One of the most common tools for data management is the famous ArcGIS Field Calculator. When you are on a tabular view, by right- clicking on the field name (column), you find the option “Field Calculator” which opens the famous calculator:
Similarly ArcGis Pro performs the same operation and opens the field calculator window:
At first glance it looks like it’s the same thing, with a modification in the setting up. But, there’s more than that.
Goodbye ArcMap calculator, welcome Toolbox Calculator
But on the contrary, this is not the same calculator as the one retrieved by the attribute table.
In ArcMap you have an interactive calculator called ArcMap or ArcCatalog, and a “batch” calculator that you can use, indirectly, for models treatment, or directly, from the Toolbox.
In ArcGis Pro, it’s this second use that is retrieved from the table.
In theory, now it’s easier since you only have one working mode. On the other side, there are some small details to keep in mind. The first, and rather important, is that unlike your ArcMap calculator, since the new one is part of the geprocessor, it abides by the environmental parameters. Particularly, if you have a defined treatment range, the calculation will, only, be performed on those records that are within this range. The rest of the records will not be calculated.
To change the environment parameters, you must click on “Environments” at the top of the window.
Goodbye VB, welcome Python
In the ArcMap calculator you have, at the top of the window, two buttons that allow you to choose the language used to write complex expressions in the calculator . You have the choice between Script VB and Python. With ArcGis Pro, more buttons, more choices. Or you can try with Python, but… !
Made public many times and started in stages for a few years, the abandonment of VB by ESRI has been completed with the introduction of ArcGis Pro.
If you had stored calculations in VB, you must have quitted and rewrite them in Python.
On the other side, Python is a real plus regarding the calculator possibilities. Just as much in VB you were limited to ongoing registration, now you have functions such as auto increment ( ) that generates a sequential identifier; accumulate (), which calculates the accumulated values of a column (each line is the result of the sum of its value plus the value of the previous line), percentIncrease () which is similar but stores the percentage in relation to the previous line.
Another interesting feature is that Python works on the attributes area and length, but by changing the default units. You can to have areas in square meters and perform the calculations in km², etc…

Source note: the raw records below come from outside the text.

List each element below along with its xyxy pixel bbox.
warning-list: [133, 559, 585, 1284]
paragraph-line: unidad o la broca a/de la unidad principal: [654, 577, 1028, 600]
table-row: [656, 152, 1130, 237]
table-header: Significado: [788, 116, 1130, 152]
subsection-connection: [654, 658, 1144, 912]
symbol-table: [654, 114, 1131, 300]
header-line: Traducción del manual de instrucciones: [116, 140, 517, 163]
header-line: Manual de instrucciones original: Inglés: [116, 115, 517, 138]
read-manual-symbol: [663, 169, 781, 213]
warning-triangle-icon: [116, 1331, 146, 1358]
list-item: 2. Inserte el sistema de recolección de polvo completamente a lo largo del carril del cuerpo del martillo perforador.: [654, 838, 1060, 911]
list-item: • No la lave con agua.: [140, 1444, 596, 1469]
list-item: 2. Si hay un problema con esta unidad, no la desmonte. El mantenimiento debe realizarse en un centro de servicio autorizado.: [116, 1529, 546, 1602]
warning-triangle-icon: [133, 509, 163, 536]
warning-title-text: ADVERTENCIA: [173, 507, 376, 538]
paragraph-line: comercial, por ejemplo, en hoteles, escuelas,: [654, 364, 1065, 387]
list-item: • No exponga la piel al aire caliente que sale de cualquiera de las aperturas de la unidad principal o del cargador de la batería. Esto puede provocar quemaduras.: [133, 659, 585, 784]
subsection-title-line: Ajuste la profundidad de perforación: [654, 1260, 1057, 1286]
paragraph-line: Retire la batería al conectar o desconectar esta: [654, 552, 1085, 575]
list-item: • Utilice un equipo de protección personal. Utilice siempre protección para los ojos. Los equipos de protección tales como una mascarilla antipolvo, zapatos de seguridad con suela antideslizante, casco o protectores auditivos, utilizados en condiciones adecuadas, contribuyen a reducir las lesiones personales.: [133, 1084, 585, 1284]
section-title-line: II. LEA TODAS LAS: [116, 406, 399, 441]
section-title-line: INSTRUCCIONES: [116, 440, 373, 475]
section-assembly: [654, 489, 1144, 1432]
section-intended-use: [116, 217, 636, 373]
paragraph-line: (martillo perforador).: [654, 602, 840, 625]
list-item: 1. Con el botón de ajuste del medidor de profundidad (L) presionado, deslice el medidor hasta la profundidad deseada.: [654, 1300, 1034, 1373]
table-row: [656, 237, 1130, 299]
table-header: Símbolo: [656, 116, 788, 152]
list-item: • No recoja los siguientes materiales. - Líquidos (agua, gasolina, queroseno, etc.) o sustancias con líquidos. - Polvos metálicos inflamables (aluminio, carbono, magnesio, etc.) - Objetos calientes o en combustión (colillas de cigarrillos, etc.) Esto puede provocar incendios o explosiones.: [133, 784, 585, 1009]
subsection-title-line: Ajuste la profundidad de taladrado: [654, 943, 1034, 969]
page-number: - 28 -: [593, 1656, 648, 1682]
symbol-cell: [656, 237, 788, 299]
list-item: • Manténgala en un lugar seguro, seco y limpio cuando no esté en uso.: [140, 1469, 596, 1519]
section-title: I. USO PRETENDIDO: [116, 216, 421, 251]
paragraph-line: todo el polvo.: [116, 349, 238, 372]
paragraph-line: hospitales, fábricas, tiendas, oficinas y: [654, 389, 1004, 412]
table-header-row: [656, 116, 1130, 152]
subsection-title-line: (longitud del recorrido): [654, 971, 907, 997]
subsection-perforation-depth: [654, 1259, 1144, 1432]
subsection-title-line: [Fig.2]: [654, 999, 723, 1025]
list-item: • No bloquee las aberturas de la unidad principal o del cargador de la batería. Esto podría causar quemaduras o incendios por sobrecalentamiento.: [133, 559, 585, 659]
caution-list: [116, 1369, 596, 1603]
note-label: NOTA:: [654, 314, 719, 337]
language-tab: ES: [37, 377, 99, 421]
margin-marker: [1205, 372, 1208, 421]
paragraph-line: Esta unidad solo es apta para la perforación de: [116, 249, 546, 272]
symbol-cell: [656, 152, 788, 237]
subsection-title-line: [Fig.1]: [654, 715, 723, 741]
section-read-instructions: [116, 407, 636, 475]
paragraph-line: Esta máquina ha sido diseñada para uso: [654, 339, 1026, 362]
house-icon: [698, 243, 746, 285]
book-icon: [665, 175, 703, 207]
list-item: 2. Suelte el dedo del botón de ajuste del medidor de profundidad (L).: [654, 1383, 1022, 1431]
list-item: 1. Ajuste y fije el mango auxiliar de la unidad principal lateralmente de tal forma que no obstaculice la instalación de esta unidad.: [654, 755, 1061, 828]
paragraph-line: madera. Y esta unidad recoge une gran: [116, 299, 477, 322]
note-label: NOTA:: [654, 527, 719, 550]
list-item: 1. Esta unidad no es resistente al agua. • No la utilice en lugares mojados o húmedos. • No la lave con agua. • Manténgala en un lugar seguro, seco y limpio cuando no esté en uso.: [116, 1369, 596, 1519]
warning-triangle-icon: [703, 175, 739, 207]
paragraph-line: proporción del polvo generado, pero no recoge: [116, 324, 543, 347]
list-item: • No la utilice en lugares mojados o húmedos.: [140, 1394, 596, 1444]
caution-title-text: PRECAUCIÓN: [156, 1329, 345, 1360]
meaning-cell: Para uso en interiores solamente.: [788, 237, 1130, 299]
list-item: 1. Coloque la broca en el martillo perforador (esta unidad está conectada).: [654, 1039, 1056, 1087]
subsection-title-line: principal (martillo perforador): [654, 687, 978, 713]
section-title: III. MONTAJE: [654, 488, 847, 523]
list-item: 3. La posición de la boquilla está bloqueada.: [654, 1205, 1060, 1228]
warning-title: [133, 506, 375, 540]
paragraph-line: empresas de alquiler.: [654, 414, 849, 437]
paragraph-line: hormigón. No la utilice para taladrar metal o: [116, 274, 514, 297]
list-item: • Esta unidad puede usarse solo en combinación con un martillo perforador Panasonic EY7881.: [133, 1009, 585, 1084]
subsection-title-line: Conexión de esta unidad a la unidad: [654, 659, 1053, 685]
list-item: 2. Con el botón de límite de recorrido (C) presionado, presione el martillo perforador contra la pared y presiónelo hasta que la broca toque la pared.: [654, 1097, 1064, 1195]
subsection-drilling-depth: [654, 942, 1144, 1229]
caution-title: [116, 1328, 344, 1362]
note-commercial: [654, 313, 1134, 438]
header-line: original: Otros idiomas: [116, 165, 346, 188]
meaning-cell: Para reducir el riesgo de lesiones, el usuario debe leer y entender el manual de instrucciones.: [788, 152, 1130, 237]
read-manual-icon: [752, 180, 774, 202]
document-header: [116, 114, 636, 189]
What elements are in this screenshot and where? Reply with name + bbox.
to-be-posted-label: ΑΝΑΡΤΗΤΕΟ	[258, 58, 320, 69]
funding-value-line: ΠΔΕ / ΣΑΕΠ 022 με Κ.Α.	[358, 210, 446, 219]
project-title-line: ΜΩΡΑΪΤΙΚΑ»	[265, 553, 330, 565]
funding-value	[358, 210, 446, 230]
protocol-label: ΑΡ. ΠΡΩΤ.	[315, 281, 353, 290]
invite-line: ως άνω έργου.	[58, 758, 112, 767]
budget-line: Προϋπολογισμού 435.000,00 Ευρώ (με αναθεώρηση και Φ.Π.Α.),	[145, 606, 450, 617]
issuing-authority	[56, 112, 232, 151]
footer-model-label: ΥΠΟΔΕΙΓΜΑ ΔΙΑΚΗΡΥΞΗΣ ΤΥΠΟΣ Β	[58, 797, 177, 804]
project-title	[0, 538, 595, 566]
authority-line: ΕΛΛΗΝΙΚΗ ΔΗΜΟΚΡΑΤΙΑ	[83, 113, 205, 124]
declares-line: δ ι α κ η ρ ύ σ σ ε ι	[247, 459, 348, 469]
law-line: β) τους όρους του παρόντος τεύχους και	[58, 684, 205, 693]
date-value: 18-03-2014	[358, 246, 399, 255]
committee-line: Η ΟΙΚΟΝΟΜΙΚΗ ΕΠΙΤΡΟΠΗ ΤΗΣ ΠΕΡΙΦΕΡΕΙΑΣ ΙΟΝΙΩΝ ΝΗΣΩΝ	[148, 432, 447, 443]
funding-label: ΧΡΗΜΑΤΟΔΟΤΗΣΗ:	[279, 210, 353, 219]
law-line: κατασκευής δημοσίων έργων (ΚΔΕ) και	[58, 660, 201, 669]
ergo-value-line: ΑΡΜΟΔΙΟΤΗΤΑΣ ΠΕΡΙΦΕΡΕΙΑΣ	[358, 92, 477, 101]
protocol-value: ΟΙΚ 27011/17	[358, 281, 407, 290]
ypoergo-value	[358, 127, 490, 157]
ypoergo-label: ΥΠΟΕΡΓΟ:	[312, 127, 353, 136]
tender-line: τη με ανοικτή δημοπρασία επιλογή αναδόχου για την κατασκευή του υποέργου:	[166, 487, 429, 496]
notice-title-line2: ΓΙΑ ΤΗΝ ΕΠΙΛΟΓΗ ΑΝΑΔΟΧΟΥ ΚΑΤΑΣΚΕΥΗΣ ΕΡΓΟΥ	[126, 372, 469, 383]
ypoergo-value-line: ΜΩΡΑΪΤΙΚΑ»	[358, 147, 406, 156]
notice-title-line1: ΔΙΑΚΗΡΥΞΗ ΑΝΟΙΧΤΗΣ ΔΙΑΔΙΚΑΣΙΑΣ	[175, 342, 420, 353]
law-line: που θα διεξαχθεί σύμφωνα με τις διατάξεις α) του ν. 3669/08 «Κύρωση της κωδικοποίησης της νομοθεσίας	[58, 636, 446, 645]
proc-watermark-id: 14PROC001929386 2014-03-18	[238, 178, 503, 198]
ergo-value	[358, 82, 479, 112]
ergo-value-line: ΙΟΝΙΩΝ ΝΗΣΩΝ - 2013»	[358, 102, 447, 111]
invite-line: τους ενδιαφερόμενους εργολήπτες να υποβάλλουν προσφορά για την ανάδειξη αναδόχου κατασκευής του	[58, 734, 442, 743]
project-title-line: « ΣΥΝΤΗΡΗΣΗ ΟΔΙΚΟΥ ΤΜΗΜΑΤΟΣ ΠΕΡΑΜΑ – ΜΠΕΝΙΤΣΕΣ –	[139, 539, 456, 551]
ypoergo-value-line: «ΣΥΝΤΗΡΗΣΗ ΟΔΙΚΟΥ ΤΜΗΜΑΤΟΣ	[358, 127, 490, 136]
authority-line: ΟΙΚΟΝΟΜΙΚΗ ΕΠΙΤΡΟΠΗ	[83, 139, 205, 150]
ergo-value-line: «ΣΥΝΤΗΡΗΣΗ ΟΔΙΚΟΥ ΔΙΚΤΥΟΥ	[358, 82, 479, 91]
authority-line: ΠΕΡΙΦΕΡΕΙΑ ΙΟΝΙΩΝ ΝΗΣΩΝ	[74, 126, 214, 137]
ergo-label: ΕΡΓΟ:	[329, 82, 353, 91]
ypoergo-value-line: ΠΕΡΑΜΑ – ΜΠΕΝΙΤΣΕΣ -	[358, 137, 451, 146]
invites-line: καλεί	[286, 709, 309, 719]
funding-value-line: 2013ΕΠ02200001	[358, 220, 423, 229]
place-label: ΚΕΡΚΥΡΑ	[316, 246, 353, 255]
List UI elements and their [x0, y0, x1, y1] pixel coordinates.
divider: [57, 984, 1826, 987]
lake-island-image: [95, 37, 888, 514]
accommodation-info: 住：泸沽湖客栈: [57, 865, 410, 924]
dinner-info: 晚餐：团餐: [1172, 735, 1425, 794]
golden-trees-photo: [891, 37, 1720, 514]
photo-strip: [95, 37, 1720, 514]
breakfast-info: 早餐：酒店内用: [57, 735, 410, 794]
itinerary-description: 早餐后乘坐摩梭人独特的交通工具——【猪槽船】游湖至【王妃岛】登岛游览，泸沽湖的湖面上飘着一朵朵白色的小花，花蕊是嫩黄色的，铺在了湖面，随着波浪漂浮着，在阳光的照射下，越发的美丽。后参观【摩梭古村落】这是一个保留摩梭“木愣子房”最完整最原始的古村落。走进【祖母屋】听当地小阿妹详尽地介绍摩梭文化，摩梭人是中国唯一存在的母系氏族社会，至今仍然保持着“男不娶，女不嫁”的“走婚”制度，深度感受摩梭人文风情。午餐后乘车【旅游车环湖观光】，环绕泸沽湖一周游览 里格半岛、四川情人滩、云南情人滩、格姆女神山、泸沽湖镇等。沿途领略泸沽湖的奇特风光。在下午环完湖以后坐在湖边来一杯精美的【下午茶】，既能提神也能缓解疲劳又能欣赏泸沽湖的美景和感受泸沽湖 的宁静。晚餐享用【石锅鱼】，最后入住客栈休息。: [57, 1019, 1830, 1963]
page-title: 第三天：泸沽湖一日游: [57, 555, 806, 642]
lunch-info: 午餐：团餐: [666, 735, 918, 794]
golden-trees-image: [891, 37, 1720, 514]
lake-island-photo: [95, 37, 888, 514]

Regarding the length calculations, especially for users of the Lambert 93 projection (not the CC) you can calculate the geodesic lengths instead of flat lengths. This prevents lengths miscalculations with Lambert 93.
Besides, Python expressions can use geometric properties such as: type, range, centroid, firstPoint, lastPoint, area, length, isMultipart and partCount (eg shape.area!).
Getting started with the new calculator
What is absolutely needed to know before getting started, is that the field names are now delimited by exclamation marks: !fieldname!
Another little detail is that when you double-click the field name as before, it is copied in the calculation window. On the other side, if you want to replace a field that is already in the calculation window, you had to select it in advance, and then double-click the name of the new field. This no longer works. Instead, you have to clear the field in the calculation window since the double click only adds a field name, it does not replace the selection.
Here we cannot cover a full Python course. There are quite a few in the web. On the right ArcGis Pro field calculator window (Helpers) lists the main available functions.
By alphabetical order hazard, you find as first “Helper”, the function conjugate ( ). If you believe you can start inspecting what Python does with this function, you are selecting the worst departure !
Conjugate ( ), as imag (), real () are functions to work with imaginary numbers! Sincerely, I doubt that this is your case.
For start, take a look to the strings functions (capitalize, rstrip, replace), mathematical functions (math. *) and especially, at the very bottom of the list, the new functions we have discussed (accumulate, percentage, etc.).
Lastly, before getting started, if you are not familiar with Python and you set going on your own, remember that, in Python, the lines comply an indentation. When you have scripts on several lines, starting by clicking two spaces or no space, everything changes!